JERUSALEM - Insisting "the truth will triumph," Israeli Prime Minister Benjamin Netanyahu said yesterday he wouldn't resign in the face of his country's burgeoning political corruption scandal.

In an afternoon speech just two days after police investigators recommended he be indicted for fraud and "breach of trust," Netanyahu said he was not going away so quickly or quietly.

"Put away your suits," he warned his opponents. "This government is not going anywhere. We are staying where the people and history have put us."

Cabinet Secretary Danny Naveh, one of Netanyahu's top advisers, noted the police recommendation to indict had been based on the testimony of only one key witness, and predicted that the charges would never be brought. David Bar-Illan, Netanyahu's senior policy adviser, called the evidence unearthed during the 12-week investigation "flimsy and trivial," and said the administration's motto was "business as usual."
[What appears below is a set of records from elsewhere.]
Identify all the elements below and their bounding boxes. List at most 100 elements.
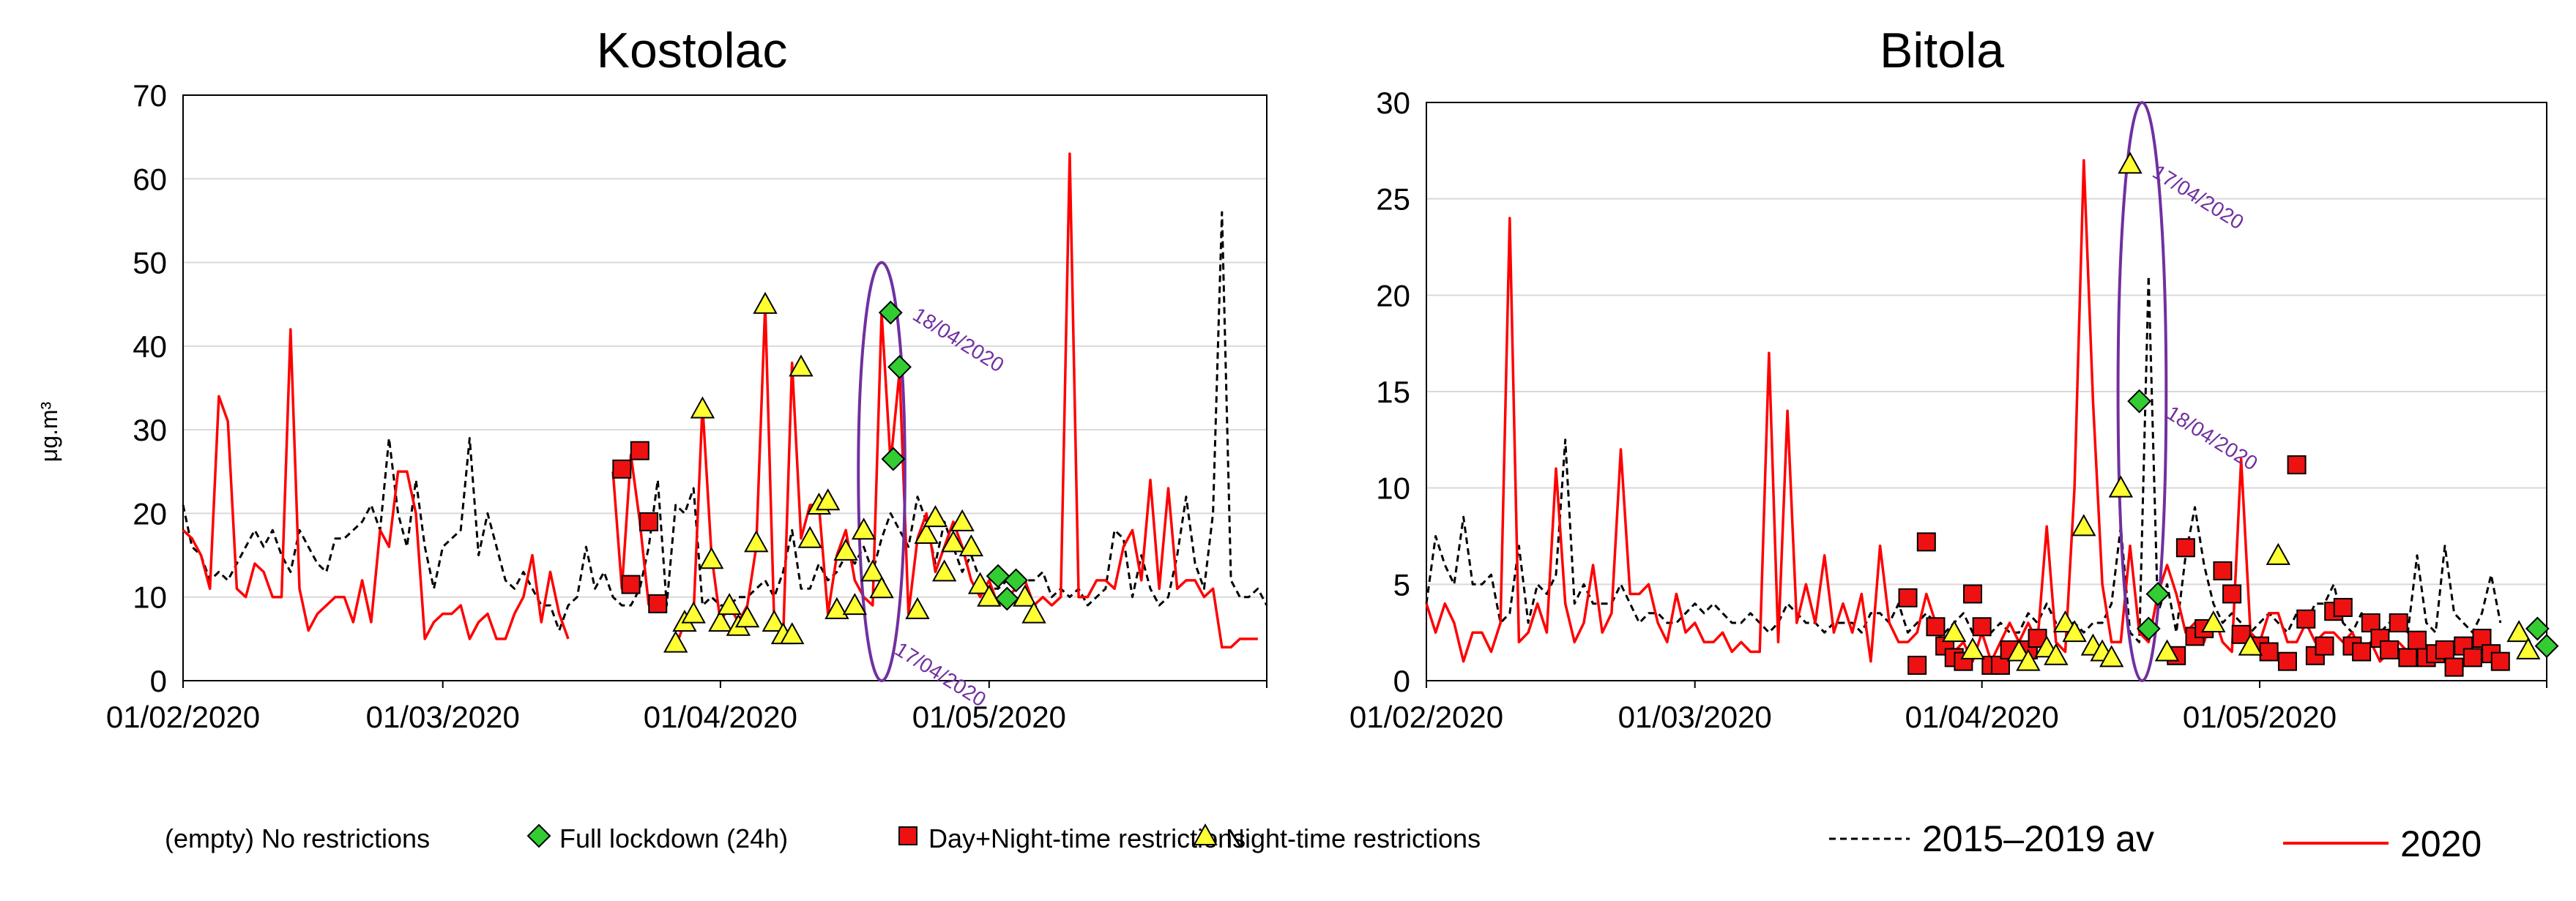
- marker-triangle: [2099, 645, 2124, 668]
- marker-triangle: [842, 593, 868, 616]
- marker-triangle: [2506, 620, 2531, 643]
- y-tick-label: 5: [1393, 567, 1410, 602]
- marker-diamond: [986, 564, 1010, 588]
- marker-triangle: [744, 530, 769, 553]
- marker-square: [630, 441, 649, 460]
- marker-triangle: [734, 605, 760, 628]
- marker-square: [1926, 617, 1946, 637]
- y-tick-label: 30: [133, 413, 167, 447]
- marker-diamond: [887, 355, 912, 379]
- x-tick-label: 01/03/2020: [1618, 700, 1772, 734]
- marker-square: [2398, 648, 2418, 668]
- highlight-ellipse: [857, 261, 907, 682]
- marker-triangle: [2238, 633, 2263, 656]
- marker-triangle: [815, 488, 841, 511]
- marker-triangle: [797, 526, 822, 548]
- legend-marker-square: [898, 826, 917, 845]
- plot-area: 0 10 20 30 40 50 60 70 01/02/2020 01/03/2020 01/04…: [106, 78, 1268, 734]
- date-annotation: 18/04/2020: [909, 303, 1008, 377]
- legend-label: (empty) No restrictions: [165, 823, 430, 853]
- chart-title: Kostolac: [597, 23, 788, 78]
- marker-triangle: [780, 622, 805, 645]
- marker-square: [2315, 636, 2334, 656]
- marker-square: [2463, 648, 2482, 668]
- marker-square: [1907, 655, 1927, 675]
- marker-square: [1990, 655, 2010, 675]
- marker-square: [2213, 561, 2233, 580]
- marker-square: [2444, 657, 2464, 677]
- marker-diamond: [2136, 616, 2161, 641]
- x-tick-label: 01/05/2020: [912, 700, 1066, 734]
- marker-triangle: [2006, 639, 2031, 662]
- marker-triangle: [905, 597, 930, 619]
- plot-frame: [182, 94, 1267, 681]
- marker-square: [2296, 609, 2316, 629]
- marker-triangle: [914, 521, 939, 544]
- marker-triangle: [2201, 610, 2226, 632]
- y-axis-label: μg.m³: [36, 401, 62, 462]
- marker-square: [2407, 630, 2427, 650]
- marker-square: [2287, 455, 2307, 475]
- marker-triangle: [1021, 601, 1046, 624]
- marker-triangle: [958, 534, 984, 557]
- marker-square: [1963, 584, 1983, 604]
- series-line-2015-2019-av: [182, 211, 1268, 632]
- x-tick-label: 01/04/2020: [1905, 700, 2059, 734]
- marker-triangle: [967, 572, 993, 594]
- marker-triangle: [1013, 584, 1038, 607]
- y-tick-label: 10: [1376, 471, 1410, 506]
- y-tick-label: 60: [133, 162, 167, 196]
- marker-diamond: [994, 586, 1019, 611]
- marker-square: [2222, 584, 2242, 604]
- plot-frame: [1426, 102, 2547, 681]
- marker-triangle: [2071, 514, 2096, 537]
- y-tick-label: 20: [133, 496, 167, 531]
- marker-triangle: [1960, 637, 1985, 659]
- marker-triangle: [923, 505, 948, 528]
- x-tick-label: 01/05/2020: [2183, 700, 2337, 734]
- y-tick-label: 70: [133, 78, 167, 113]
- chart-kostolac: Kostolac μg.m³ 0 10 20 30 40 50 60 70 01/02/2020…: [36, 23, 1268, 734]
- marker-triangle: [708, 609, 733, 632]
- marker-diamond: [2525, 616, 2550, 641]
- marker-triangle: [941, 530, 966, 553]
- legend-marker-triangle: [1193, 823, 1218, 845]
- marker-triangle: [931, 559, 957, 582]
- marker-triangle: [950, 509, 975, 531]
- marker-diamond: [2127, 389, 2152, 414]
- legend-marker-diamond: [526, 823, 551, 848]
- marker-triangle: [1942, 620, 1967, 643]
- marker-triangle: [2016, 648, 2041, 671]
- legend-label: Day+Night-time restrictions: [928, 823, 1246, 853]
- marker-triangle: [789, 354, 814, 377]
- marker-diamond: [2145, 582, 2170, 606]
- marker-triangle: [2108, 475, 2134, 498]
- y-tick-label: 50: [133, 246, 167, 280]
- marker-triangle: [762, 609, 786, 632]
- y-tick-label: 40: [133, 329, 167, 364]
- series-line-2020: [182, 152, 1258, 649]
- marker-triangle: [2062, 620, 2087, 643]
- marker-triangle: [2266, 542, 2291, 565]
- y-tick-label: 30: [1376, 86, 1410, 120]
- x-tick-label: 01/02/2020: [1350, 700, 1503, 734]
- y-tick-label: 10: [133, 580, 167, 615]
- y-tick-label: 0: [1393, 664, 1410, 698]
- y-tick-label: 25: [1376, 182, 1410, 217]
- marker-square: [1972, 617, 1992, 637]
- marker-triangle: [860, 559, 885, 582]
- marker-square: [2259, 642, 2279, 662]
- chart-title: Bitola: [1880, 23, 2004, 78]
- highlight-ellipse: [2116, 101, 2168, 682]
- marker-square: [639, 512, 659, 531]
- marker-triangle: [851, 517, 876, 540]
- date-annotation: 18/04/2020: [2162, 401, 2261, 475]
- legend-label: 2015–2019 av: [1922, 818, 2154, 859]
- marker-triangle: [2118, 152, 2143, 174]
- marker-square: [2490, 651, 2510, 671]
- marker-triangle: [824, 597, 849, 619]
- marker-triangle: [2516, 637, 2541, 659]
- marker-square: [612, 459, 632, 479]
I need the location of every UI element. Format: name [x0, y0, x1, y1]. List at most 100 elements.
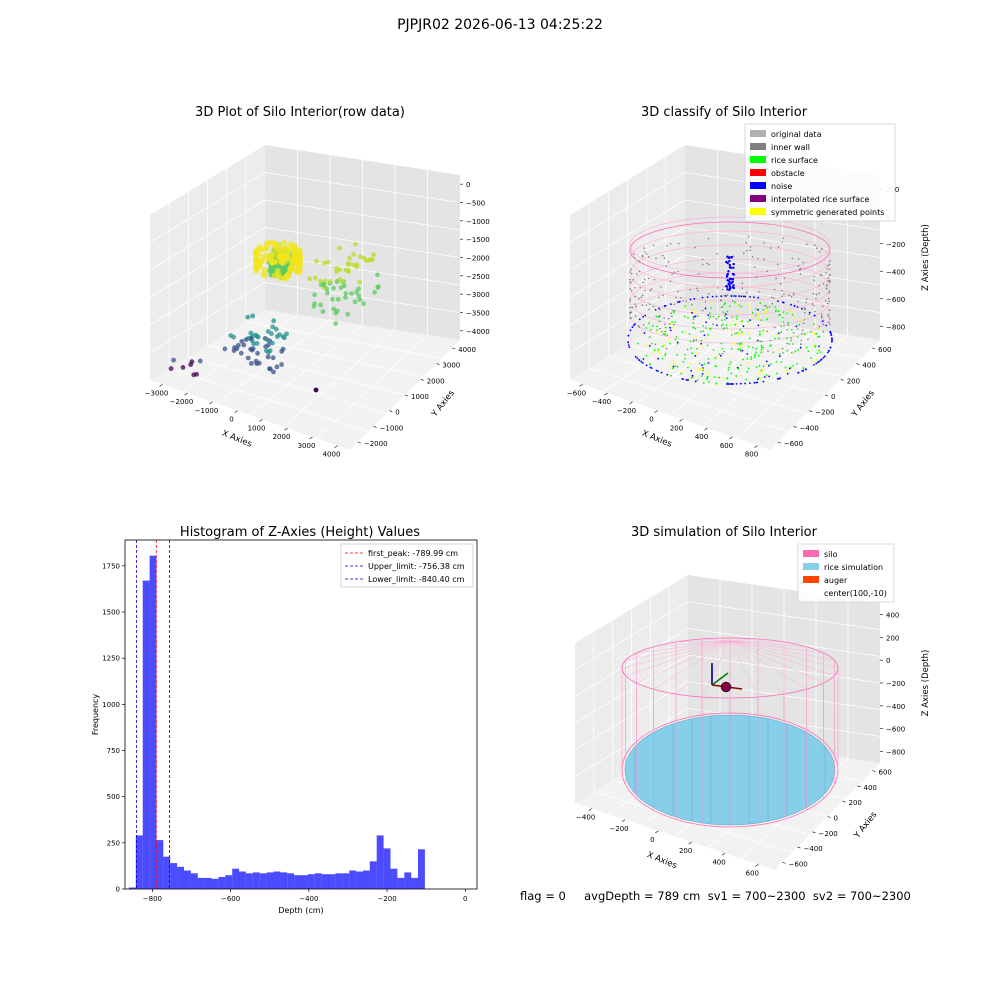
y-axis-label: Y Axies — [852, 810, 880, 842]
y-tick — [812, 831, 816, 834]
rice-surface-point — [645, 354, 648, 357]
x-tick — [654, 410, 658, 413]
y-tick — [420, 379, 424, 381]
inner-wall-point — [629, 306, 631, 309]
silo-roof-line — [625, 640, 731, 676]
rice-surface-point — [762, 308, 765, 311]
noise-point — [813, 364, 815, 366]
rice-surface-point — [811, 360, 814, 363]
rice-surface-point — [796, 336, 799, 338]
data-point — [261, 267, 268, 274]
z-tick-label: −200 — [886, 680, 905, 688]
rice-surface-point — [707, 362, 710, 364]
inner-wall-point — [661, 254, 664, 257]
inner-wall-point — [643, 247, 645, 249]
data-point — [253, 250, 260, 257]
histogram-bar — [259, 873, 267, 889]
x-tick — [754, 445, 758, 448]
x-tick-label: −2000 — [170, 398, 194, 406]
legend-swatch — [750, 143, 766, 150]
x-tick — [729, 436, 733, 440]
rice-surface-point — [729, 305, 731, 308]
rice-surface-point — [659, 352, 662, 355]
noise-point — [727, 256, 730, 259]
y-tick-label: 2000 — [427, 377, 445, 385]
data-point — [263, 240, 270, 247]
inner-wall-point — [630, 311, 633, 314]
rice-surface-point — [742, 325, 745, 328]
inner-wall-point — [822, 323, 825, 326]
rice-surface-point — [731, 331, 733, 334]
inner-wall-point — [818, 325, 821, 328]
inner-wall-point — [630, 272, 633, 275]
histogram-bar — [369, 861, 377, 889]
inner-wall-point — [799, 273, 802, 275]
inner-wall-point — [763, 258, 765, 260]
inner-wall-point — [717, 287, 719, 289]
data-point — [372, 289, 378, 295]
rice-surface-point — [693, 316, 695, 318]
inner-wall-point — [828, 321, 830, 323]
data-point — [263, 344, 269, 349]
rice-surface-point — [687, 377, 689, 380]
silo-roof-line — [625, 640, 731, 661]
histogram-bar — [225, 875, 233, 889]
noise-point — [829, 346, 832, 349]
rice-surface-point — [757, 377, 760, 379]
inner-wall-point — [700, 330, 702, 333]
noise-point — [732, 262, 735, 266]
noise-point — [733, 295, 735, 297]
data-point — [281, 275, 288, 282]
inner-wall-point — [806, 243, 808, 245]
silo-roof-line — [636, 640, 731, 684]
rice-surface-point — [747, 367, 750, 370]
inner-wall-point — [701, 258, 704, 261]
rice-surface-point — [651, 342, 653, 345]
noise-point — [689, 298, 692, 301]
rice-surface-point — [690, 347, 692, 349]
silo-wireframe — [629, 258, 831, 316]
inner-wall-point — [630, 317, 632, 320]
x-tick-label: 400 — [695, 433, 708, 441]
histogram-bar — [190, 873, 198, 889]
inner-wall-point — [697, 289, 699, 292]
inner-wall-point — [642, 281, 644, 284]
inner-wall-point — [781, 289, 783, 292]
data-point — [337, 245, 342, 251]
histogram-bar — [390, 868, 398, 889]
inner-wall-point — [662, 294, 664, 297]
inner-wall-point — [643, 278, 646, 281]
data-point — [241, 342, 247, 348]
y-tick-label: −600 — [789, 860, 808, 868]
legend-label: obstacle — [771, 169, 805, 178]
histogram-bar — [156, 840, 164, 889]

"No resignation, no suspension, no new elections, no nothing," he said. "We do not expect an indictment and we see nothing in the evidence to warrant one."

Still, most administration officials acknowledged that an atmosphere of catastrophe had settled in as the government lurched into the latest crisis of its short tenure.

Russian officials call for internal cutbacks

MOSCOW - Russia faces such a huge financial crisis that it must throw out its federal budget in mid-year and adopt a plan that drastically cuts government spending, President Boris Yeltsin's top financial official said yesterday.

The nation is in "a monstrous budget crisis, the scale of which calls into question the ability of the government to perform its functions," said First Deputy Prime Minister Anatoly Chubais in a speech to parliament.